Minutes of the November meeting show policymakers ticking off a series of issues, including a tightening of financial conditions, global risks, “and some signs of slowing in interest-sensitive sectors,” that had begun weighing on their view of the economy.


An expected December rate increase was further cemented into place. But Fed officials also indicated a potential shift in tone about the future.


A few participants who agreed further rate increases were likely to be warranted also “expressed uncertainty about the timing” as Fed officials discussed how to communicate a possible change in their approach to any further hikes.


“Participants also commented on how the Committee’s communications in its post-meeting statement might need to be revised at coming meetings, particularly the language referring to the Committee’s expectations for ‘further gradual increases’ in the target range for the federal funds rate,” the minutes said.
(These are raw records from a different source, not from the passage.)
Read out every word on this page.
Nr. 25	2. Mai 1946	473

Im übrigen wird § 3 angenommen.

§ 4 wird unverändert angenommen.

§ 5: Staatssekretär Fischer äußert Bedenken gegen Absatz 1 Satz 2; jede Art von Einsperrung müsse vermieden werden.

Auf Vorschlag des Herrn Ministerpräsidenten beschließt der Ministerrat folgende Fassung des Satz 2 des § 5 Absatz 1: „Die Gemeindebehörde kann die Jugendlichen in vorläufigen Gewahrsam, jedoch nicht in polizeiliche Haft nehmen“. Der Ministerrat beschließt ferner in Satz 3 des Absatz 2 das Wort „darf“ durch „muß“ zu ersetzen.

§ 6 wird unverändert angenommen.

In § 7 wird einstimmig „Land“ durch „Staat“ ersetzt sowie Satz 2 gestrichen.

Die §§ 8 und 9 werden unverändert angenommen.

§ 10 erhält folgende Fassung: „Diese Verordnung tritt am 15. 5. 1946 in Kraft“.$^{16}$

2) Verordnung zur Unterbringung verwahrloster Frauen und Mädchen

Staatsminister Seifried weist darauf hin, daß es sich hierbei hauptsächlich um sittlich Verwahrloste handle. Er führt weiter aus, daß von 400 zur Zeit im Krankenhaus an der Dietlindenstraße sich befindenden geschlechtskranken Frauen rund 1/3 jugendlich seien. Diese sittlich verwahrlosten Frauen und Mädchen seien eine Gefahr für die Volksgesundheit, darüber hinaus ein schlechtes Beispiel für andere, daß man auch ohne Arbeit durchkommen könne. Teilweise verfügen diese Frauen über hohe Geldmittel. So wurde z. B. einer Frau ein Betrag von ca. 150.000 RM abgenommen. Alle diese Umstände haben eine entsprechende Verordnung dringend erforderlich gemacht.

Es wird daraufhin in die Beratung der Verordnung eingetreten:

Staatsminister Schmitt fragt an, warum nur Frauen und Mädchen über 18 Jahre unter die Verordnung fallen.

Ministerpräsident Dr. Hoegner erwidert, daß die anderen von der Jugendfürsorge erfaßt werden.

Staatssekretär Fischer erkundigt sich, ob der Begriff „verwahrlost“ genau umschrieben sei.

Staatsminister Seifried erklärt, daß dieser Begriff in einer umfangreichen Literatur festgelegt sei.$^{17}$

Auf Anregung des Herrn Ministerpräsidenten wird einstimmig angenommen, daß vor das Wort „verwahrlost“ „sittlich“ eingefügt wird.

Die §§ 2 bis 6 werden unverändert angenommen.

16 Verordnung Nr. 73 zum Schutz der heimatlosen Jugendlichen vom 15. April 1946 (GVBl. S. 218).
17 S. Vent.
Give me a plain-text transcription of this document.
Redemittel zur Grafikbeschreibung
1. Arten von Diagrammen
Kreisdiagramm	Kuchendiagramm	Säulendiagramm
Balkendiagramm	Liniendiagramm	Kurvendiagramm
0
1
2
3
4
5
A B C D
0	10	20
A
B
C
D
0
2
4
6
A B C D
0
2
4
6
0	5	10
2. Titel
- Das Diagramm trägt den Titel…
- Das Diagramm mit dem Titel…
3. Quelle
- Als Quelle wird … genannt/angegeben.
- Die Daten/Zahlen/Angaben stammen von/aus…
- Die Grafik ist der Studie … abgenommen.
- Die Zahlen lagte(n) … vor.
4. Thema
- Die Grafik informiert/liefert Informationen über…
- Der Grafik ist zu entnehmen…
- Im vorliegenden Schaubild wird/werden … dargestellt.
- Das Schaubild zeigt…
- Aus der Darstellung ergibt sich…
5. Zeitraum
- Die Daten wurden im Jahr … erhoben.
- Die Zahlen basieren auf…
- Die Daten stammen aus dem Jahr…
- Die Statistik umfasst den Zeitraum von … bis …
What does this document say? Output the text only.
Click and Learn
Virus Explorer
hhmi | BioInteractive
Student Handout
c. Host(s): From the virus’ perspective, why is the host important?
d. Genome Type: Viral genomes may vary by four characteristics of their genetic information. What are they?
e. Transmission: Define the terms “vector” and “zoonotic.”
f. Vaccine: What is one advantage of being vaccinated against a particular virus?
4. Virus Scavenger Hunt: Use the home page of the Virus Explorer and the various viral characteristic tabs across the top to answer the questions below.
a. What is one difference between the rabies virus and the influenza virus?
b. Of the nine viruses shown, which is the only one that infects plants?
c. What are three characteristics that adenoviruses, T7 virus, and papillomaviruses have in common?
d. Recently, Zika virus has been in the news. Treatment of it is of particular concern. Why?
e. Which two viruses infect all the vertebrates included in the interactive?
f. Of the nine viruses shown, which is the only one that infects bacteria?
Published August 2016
“Many participants indicated that it might be appropriate at some upcoming meetings to begin to transition to statement language that placed greater emphasis on the evaluation of incoming data in assessing the economic and policy outlook; such a change would help to convey the Committee’s flexible approach in responding to changing economic circumstances.”


Stock markets turned higher after release of the Fed minutes, continuing a rally begun on Wednesday when Fed chair Jerome Powell seemed to signal a possible shift in tone.


The need for “further gradual rate increases” as appropriate to keep the current recovery on track has been a staple of recent Fed policy statements as the central bank nudged rates back towards more normal levels after a decade near zero. Its removal would flag a possible pause in roughly quarterly hikes that had been expected to continue through 2019.


The possible policy shift occurred at a meeting at which the Fed also resumed debate on how best to manage short-term interest rates in the future, a decision that could influence the final target size of the Fed’s still-massive balance sheet. Fed staff research and a survey of bank executives indicated that the demand for reserves had changed in the years since the crisis, complicated by new liquidity and other regulations.